La « lumière bienveillante » comme clé de sa spiritualité
Dans l’homélie de la proclamation, Léon XIV a évoqué l’un des textes les plus connus de Newman, l’hymne Guide-moi, Lumière bienveillante, pour présenter sa figure comme celle d’un homme guidé par la grâce au milieu des ténèbres. Le pape a souligné que la tâche de l’éducation chrétienne consiste précisément à offrir cette « lumière bienveillante » à ceux qui risquent de se retrouver piégés dans le pessimisme et la peur.
Cette image traverse également les textes liturgiques approuvés pour sa mémoire, dont l’oraison collecte présente Newman comme un croyant conduit patiemment par Dieu jusqu’à la pleine communion avec l’Église catholique.
Textes liturgiques et lectures bibliques
Les textes liturgiques publiés avec le décret incluent les oraisons propres, les lectures bibliques et les textes de l’Office divin. La première lecture, tirée du livre de l’Ecclésiastique, présente le juste comblé de l’esprit d’intelligence ; le psaume responsorial exprime la docilité à la volonté de Dieu ; et l’Évangile compare le disciple du Royaume au père de famille qui tire de son trésor des choses nouvelles et des choses anciennes.

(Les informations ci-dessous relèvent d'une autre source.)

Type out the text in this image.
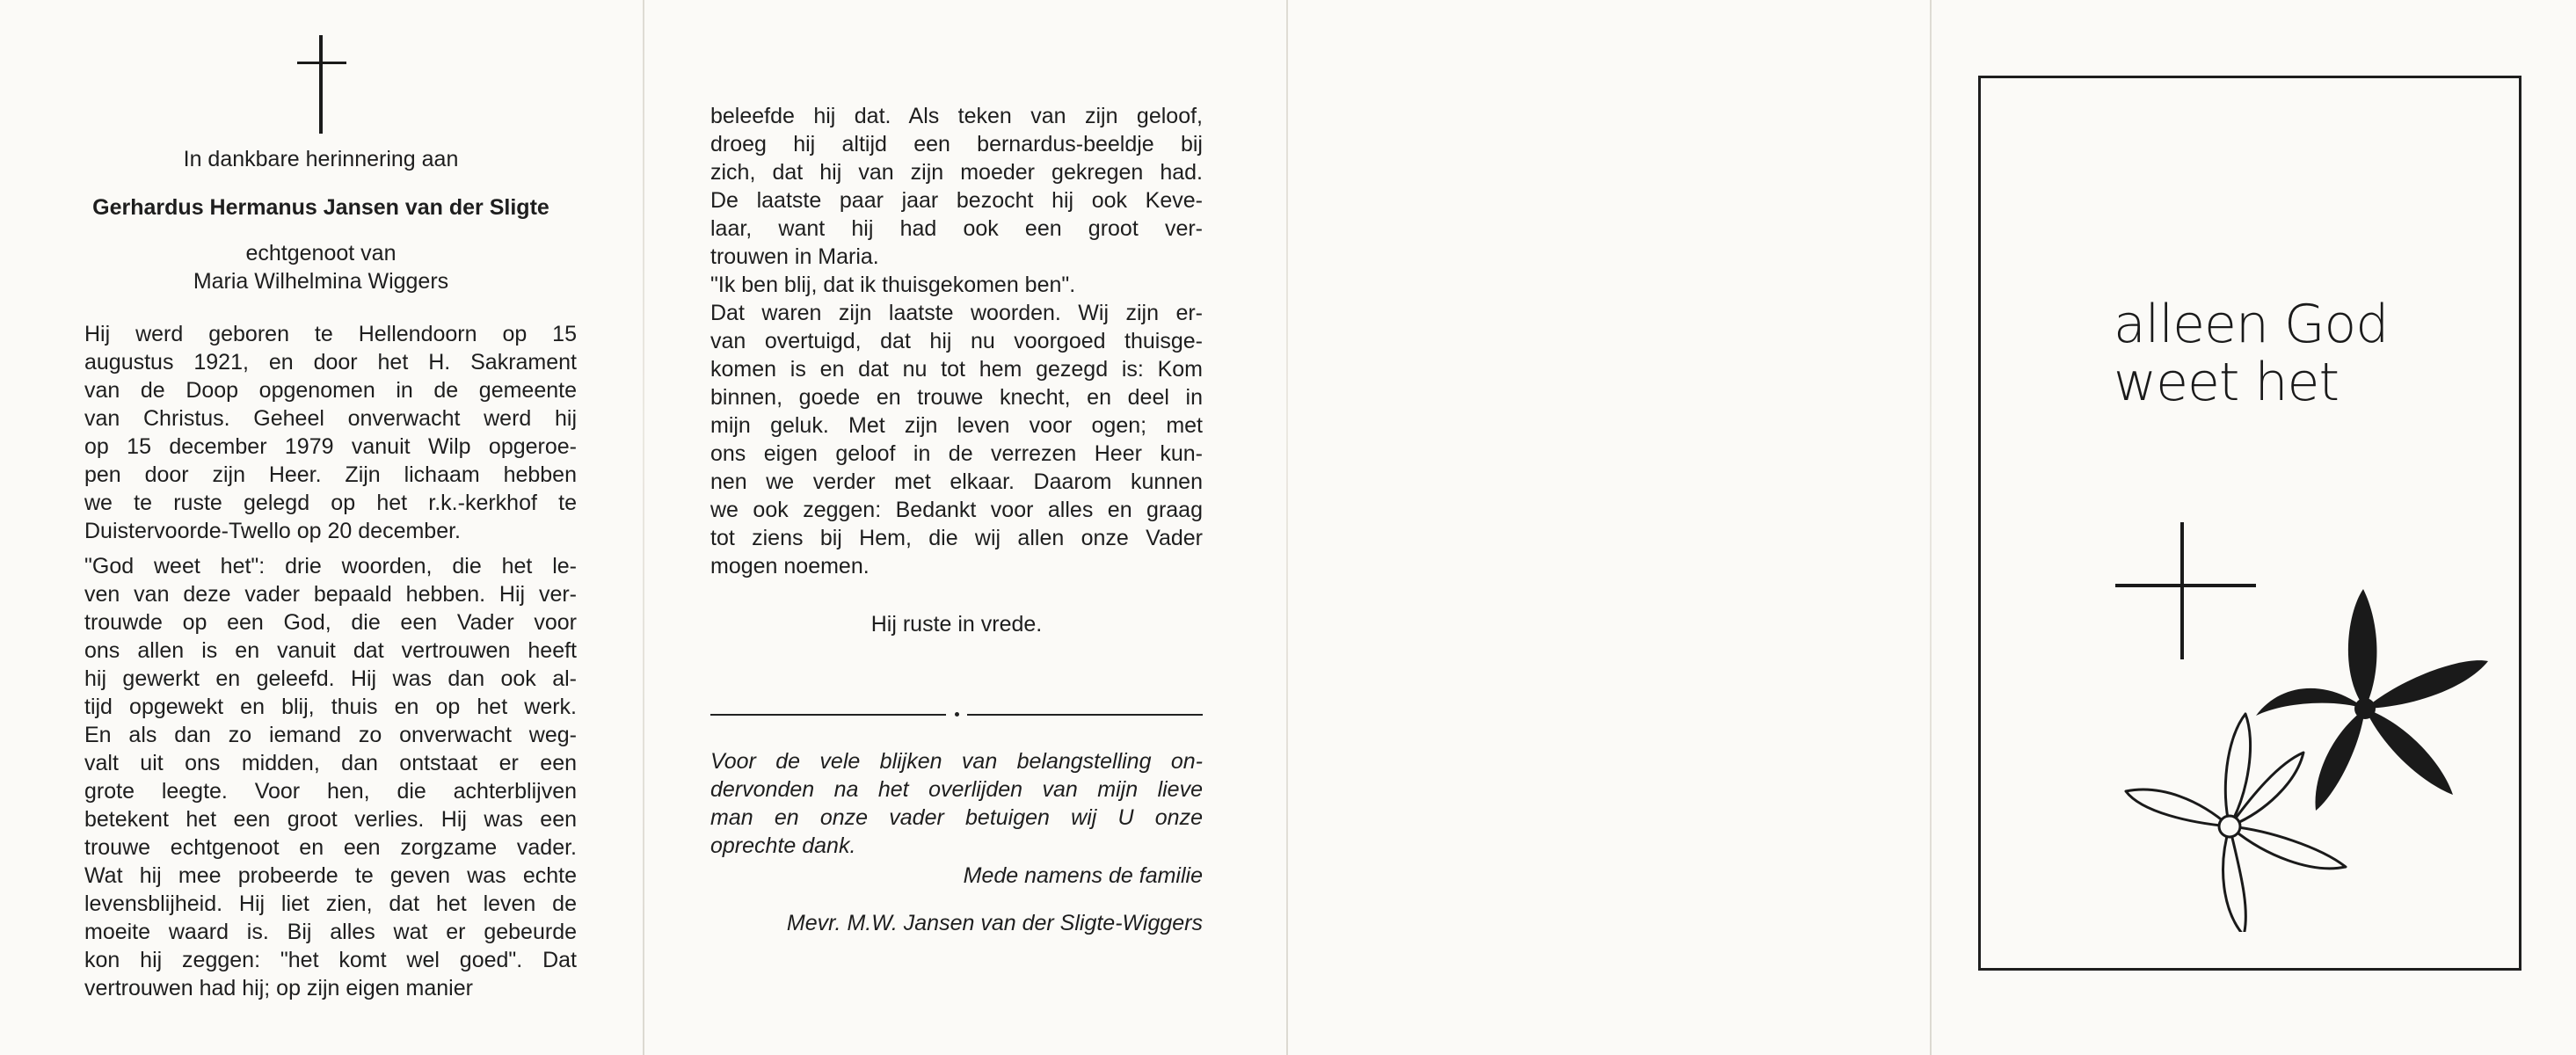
In dankbare herinnering aan
Gerhardus Hermanus Jansen van der Sligte
echtgenoot van
Maria Wilhelmina Wiggers
Hij werd geboren te Hellendoorn op 15
augustus 1921, en door het H. Sakrament
van de Doop opgenomen in de gemeente
van Christus. Geheel onverwacht werd hij
op 15 december 1979 vanuit Wilp opgeroe-
pen door zijn Heer. Zijn lichaam hebben
we te ruste gelegd op het r.k.-kerkhof te
Duistervoorde-Twello op 20 december.
"God weet het": drie woorden, die het le-
ven van deze vader bepaald hebben. Hij ver-
trouwde op een God, die een Vader voor
ons allen is en vanuit dat vertrouwen heeft
hij gewerkt en geleefd. Hij was dan ook al-
tijd opgewekt en blij, thuis en op het werk.
En als dan zo iemand zo onverwacht weg-
valt uit ons midden, dan ontstaat er een
grote leegte. Voor hen, die achterblijven
betekent het een groot verlies. Hij was een
trouwe echtgenoot en een zorgzame vader.
Wat hij mee probeerde te geven was echte
levensblijheid. Hij liet zien, dat het leven de
moeite waard is. Bij alles wat er gebeurde
kon hij zeggen: "het komt wel goed". Dat
vertrouwen had hij; op zijn eigen manier
beleefde hij dat. Als teken van zijn geloof,
droeg hij altijd een bernardus-beeldje bij
zich, dat hij van zijn moeder gekregen had.
De laatste paar jaar bezocht hij ook Keve-
laar, want hij had ook een groot ver-
trouwen in Maria.
"Ik ben blij, dat ik thuisgekomen ben".
Dat waren zijn laatste woorden. Wij zijn er-
van overtuigd, dat hij nu voorgoed thuisge-
komen is en dat nu tot hem gezegd is: Kom
binnen, goede en trouwe knecht, en deel in
mijn geluk. Met zijn leven voor ogen; met
ons eigen geloof in de verrezen Heer kun-
nen we verder met elkaar. Daarom kunnen
we ook zeggen: Bedankt voor alles en graag
tot ziens bij Hem, die wij allen onze Vader
mogen noemen.
Hij ruste in vrede.
Voor de vele blijken van belangstelling on-
dervonden na het overlijden van mijn lieve
man en onze vader betuigen wij U onze
oprechte dank.
Mede namens de familie
Mevr. M.W. Jansen van der Sligte-Wiggers
alleen God
weet het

Dans la Liturgie des Heures, la seconde lecture de l’Office de Lectures propose un passage de l’Apologia pro Vita Sua, dans lequel Newman décrit sa conversion au catholicisme comme l’arrivée d’un bateau au port après une traversée agitée.
Un legs vivant pour l’Église
Le Martyrologium Romanum place l’éloge de saint John Henry Newman en premier lieu parmi les saints commémorés le 9 octobre, soulignant sa pertinence pour l’Église universelle. Ses contributions théologiques et ecclésiologiques, ainsi que son œuvre poétique et dévotionnelle, continuent d’illuminer le chemin spirituel et intellectuel des fidèles.
Avec cette inscription dans le Calendrier Romain Général, l’Église propose saint John Henry Newman comme un témoin privilégié de la foi vécue dans le dialogue entre raison et révélation, tradition et développement, fidélité et recherche sincère de la vérité.